The fuss about R



My R journey started a few years back. Before R programming, I didn’t really enjoy creating software. I mean I had to do a lot of C++ during engineering at uni, besides learning many other languages, but it never really aroused a sense of fondness. I’d never create applications unless an assignment or later a work related project necessarily required it.


This changed when I got introduced to R. There was just something about it. Maybe it was that the vectorized mathematical way of thinking which I’ve been fond off, which finally found a method for expression. Or maybe it was actually the amazing number of high level libraries or ‘packages’ which made it seem that any statistical problem was just a Google search away.


To now, a few years later. It’s been a few months since I’ve been working on creating a Hadoop production cluster which has for the time being taken me away from creating data models in R. I’d push myself once a while to read a few random blogs to stay up to date, however didn’t actually open R Studio and write some code.

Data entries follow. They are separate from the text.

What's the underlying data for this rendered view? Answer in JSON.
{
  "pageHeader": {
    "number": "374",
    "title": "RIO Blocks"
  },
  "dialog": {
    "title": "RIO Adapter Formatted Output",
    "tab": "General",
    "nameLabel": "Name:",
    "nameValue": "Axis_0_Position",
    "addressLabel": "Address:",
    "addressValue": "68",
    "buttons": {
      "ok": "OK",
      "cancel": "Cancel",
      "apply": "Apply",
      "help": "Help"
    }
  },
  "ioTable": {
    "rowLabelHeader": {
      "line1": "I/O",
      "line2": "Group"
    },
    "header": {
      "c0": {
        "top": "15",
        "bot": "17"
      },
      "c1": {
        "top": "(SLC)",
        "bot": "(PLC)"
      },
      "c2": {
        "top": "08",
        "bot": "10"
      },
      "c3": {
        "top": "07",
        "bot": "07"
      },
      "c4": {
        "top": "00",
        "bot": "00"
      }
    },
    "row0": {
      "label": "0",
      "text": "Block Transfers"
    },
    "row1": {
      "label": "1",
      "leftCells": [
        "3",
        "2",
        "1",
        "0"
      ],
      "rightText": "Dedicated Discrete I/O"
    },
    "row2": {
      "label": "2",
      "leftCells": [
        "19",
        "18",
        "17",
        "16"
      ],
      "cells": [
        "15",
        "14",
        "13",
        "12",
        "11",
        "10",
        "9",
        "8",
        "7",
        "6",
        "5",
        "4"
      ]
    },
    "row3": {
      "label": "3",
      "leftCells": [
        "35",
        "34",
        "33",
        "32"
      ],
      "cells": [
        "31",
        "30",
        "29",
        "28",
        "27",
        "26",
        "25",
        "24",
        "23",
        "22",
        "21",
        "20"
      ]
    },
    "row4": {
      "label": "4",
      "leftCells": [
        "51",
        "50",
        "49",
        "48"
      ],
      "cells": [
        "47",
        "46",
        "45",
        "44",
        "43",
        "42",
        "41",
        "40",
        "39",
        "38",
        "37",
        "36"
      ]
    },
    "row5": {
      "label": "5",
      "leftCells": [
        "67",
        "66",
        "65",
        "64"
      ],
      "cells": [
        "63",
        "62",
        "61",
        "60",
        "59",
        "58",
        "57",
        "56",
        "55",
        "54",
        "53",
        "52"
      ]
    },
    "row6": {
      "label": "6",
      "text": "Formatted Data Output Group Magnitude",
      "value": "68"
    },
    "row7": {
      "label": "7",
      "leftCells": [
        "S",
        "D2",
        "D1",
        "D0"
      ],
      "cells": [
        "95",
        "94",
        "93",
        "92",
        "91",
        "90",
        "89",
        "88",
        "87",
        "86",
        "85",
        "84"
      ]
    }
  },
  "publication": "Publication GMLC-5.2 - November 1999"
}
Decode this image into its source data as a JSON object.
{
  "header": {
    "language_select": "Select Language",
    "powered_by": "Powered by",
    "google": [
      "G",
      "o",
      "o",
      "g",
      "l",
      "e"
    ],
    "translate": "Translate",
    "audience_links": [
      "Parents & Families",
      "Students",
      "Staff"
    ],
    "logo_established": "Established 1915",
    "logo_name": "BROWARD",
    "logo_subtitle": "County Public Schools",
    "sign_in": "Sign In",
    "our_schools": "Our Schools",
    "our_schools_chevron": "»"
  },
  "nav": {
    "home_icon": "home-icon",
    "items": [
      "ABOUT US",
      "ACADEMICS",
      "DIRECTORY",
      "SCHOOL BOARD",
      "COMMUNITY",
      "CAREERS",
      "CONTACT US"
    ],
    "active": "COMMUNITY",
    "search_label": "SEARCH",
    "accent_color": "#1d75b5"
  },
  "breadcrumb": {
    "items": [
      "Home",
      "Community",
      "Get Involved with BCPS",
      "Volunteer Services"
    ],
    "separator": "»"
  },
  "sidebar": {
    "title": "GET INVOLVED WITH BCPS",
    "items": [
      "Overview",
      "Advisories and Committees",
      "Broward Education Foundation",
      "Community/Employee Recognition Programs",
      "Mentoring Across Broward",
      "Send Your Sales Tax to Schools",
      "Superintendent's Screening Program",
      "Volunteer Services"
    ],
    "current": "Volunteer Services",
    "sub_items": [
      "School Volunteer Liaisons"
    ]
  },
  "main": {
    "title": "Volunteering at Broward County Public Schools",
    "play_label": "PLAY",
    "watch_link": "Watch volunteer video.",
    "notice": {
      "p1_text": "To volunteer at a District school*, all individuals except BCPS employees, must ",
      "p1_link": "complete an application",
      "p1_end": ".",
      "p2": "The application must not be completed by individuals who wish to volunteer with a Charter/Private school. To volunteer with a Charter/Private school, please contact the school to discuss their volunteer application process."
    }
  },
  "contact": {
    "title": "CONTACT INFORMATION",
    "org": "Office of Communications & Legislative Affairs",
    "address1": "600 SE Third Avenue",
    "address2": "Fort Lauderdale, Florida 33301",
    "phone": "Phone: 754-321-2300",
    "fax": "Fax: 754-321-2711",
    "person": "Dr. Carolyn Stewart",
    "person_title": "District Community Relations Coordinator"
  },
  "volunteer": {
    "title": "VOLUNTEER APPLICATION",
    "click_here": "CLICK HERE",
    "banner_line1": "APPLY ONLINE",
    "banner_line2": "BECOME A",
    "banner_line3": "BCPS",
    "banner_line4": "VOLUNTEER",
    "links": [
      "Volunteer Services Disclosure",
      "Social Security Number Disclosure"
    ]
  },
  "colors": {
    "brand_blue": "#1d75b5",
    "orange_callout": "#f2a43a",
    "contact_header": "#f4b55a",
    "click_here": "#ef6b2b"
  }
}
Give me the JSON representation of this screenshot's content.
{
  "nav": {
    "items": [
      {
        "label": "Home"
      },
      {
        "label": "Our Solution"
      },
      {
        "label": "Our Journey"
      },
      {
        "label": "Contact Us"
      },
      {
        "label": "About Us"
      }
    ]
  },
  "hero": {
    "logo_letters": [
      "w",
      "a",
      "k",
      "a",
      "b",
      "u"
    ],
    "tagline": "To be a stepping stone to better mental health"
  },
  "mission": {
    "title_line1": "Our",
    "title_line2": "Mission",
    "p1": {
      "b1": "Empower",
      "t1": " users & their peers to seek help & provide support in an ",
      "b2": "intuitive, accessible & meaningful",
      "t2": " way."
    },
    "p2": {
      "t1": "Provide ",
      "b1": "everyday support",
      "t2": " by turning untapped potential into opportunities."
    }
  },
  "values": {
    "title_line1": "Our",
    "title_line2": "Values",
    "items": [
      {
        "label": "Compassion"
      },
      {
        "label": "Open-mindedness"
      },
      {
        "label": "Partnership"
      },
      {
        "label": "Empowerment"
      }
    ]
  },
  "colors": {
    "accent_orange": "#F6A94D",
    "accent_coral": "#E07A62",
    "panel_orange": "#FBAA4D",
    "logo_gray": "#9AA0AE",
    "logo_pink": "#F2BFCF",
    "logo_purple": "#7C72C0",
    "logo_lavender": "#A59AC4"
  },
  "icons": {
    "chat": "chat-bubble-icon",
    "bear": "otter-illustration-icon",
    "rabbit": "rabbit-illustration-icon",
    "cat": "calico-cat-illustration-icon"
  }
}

Now that I’ve rekindled my love for R today while stumbling upon a blog post by Hadley Wickham, I thought I’d write something to start off. So at random here goes..


     Do not underestimate Base R

Yes surely there is a package for almost everything one could think of, and there are solutions for a large number of everyday data problems in the R community. But for one to truly understand the language, it is important for an advanced grasp of Base R, which means R without the fancy high level libraries.


     Aim for expertise

R, when considering the thousands of packages, is a massive environment to truly master. To master R would probably mean to be reasonably competent in the following – Base R, the ‘good’ packages, along with having at least one respectable package in CRAN which is used by members of the community. The landscape is huge so it would be better to pick an area and focus on that.


    Get good at Shiny R

It is obvious that data models, apart from academics, need to be not only competent in performance but also in style. Although I’ve recently discovered how cool Jquery can be for dynamic data visualizations, being an R enthusiast I’d like to build a few solid apps using Shiny.


Practice with real data sets

Nothing beats regular coding. Especially working with real dirty datasets, connecting with databases and pulling of varying sizes and formats, exploring new models and techniques and testing different types of algorithms on structured and unstructured data sets.


  Advanced R by Hadley Wickham

This book is not for newbies, but really works well for the reasonably experienced user. It teaches about the R internals, and enhances understanding beyond just being a user.


  Read CRAN documentation

The key to creating great R packages would be writing new C functions and then calling them from R. The RCpp package makes this easier, but understanding the fundamental C source code would surely take someone a notch ahead of other users.